Moreover, whatever those countries did in 1783, they were not an “international community.” A number of countries entered into a treaty with the United States in 1783. To the extent that this reflected a common understanding, it was transitory. Britain returned in the War of 1812 and attempted to reverse that which Professor Chaplin suggests had been collectively cast into immutable form. The expression “international community” is one of contested legal meaning even today. In the late eighteenth century, it was scarcely recognizable. According to Professor Chaplin, the United States now has “betrayed” a community, but no community existed—and, to the extent one now does, it certainly does not hold a right acquired centuries ago mandating the United States to conform to its desires concerning a completely unrelated treaty.
Professor Chaplin’s initial Tweet was not about international law. And it was not about history. It was, instead, a rhetorical sally, aimed to bolster a political position about the Paris Agreement. Professor Chaplin believes that the United States should be a party to that agreement. Her Tweet suggested that the United States has an obligation to stay in the agreement, and that the United States owes that obligation to the world. From an international lawyer’s standpoint, this is nonsense. Some people might think that the United States has a political or moral obligation to do so, but that is a matter for our political procedures and for conscience. It is not a legal obligation. As for the history, the United States did not come into being due to “cooperation in a community of nations” (another phrase of Chaplin’s), and even to the extent that recognition helped the early United States, the nations that gave it recognition got all they hoped for and more from the bargain.

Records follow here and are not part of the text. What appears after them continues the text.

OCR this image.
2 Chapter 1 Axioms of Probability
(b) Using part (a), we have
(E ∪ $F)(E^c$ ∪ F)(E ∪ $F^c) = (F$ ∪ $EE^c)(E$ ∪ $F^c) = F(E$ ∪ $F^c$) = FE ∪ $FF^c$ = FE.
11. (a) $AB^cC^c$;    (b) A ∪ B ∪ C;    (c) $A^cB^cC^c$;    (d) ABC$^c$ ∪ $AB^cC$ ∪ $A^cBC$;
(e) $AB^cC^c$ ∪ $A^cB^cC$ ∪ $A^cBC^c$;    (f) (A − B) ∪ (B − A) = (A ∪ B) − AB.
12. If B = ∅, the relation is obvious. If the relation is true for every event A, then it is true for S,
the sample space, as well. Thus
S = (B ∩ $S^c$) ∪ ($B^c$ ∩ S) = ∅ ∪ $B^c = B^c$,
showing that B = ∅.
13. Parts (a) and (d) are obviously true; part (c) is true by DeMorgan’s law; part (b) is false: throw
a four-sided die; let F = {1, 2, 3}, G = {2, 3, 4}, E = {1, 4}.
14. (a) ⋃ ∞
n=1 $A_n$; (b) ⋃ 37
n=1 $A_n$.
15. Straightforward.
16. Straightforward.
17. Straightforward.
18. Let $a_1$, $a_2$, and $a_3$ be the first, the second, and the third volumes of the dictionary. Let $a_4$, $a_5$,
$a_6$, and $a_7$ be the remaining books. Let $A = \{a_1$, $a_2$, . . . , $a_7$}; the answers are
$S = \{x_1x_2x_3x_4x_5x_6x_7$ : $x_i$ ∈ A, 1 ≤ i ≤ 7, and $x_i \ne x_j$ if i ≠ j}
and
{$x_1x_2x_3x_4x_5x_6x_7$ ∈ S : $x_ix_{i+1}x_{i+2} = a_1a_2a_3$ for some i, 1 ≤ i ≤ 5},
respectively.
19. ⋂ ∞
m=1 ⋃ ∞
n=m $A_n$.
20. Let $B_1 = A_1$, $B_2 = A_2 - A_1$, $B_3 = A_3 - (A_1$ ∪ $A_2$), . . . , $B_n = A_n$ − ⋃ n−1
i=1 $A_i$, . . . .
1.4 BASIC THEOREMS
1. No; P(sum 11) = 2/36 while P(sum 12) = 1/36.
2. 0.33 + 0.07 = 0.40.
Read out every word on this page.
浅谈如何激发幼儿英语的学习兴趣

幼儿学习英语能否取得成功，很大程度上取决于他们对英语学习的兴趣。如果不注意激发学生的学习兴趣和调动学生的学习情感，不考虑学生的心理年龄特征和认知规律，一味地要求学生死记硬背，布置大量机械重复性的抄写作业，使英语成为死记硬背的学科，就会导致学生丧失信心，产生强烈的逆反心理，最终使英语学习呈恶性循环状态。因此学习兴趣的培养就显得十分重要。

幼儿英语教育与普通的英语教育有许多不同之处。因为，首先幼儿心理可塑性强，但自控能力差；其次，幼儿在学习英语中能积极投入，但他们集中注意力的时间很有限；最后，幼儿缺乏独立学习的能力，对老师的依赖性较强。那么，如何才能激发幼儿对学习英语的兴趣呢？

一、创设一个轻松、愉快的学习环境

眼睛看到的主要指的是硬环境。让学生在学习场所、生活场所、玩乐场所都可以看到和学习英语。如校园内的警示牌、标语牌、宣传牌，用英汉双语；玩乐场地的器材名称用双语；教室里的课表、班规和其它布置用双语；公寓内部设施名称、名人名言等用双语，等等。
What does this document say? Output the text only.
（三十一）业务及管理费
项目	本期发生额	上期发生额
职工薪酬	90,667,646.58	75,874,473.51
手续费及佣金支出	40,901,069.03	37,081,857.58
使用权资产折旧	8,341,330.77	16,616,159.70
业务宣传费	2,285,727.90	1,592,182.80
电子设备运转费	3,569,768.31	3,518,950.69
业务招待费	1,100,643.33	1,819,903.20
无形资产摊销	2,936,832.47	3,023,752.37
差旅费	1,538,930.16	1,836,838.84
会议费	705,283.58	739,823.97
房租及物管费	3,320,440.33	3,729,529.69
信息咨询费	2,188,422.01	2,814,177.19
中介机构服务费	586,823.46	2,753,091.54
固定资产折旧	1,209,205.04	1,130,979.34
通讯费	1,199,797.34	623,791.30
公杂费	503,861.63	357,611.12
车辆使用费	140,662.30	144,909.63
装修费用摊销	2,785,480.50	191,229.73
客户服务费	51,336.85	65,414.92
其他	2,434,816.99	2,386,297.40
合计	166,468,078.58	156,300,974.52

Academics, as a community, share consensus on many things. This includes Professor Chaplin’s view that the United States should defer to an international community as academics define it. “Scholarly consensus” does not, however, hold that recognition creates the state, any more than history supports the assertion that the international community created the United States. To assert further consensus on matters where opinions in truth diverge is now a habit in the academy. It perhaps serves academics well enough in the confines of their disciplines. It fails them badly almost everywhere else.
Thomas D. Grant, an international law scholar at the University of Cambridge, is author of Recognition of States: Law and Practice in Debate and Evolution (1999).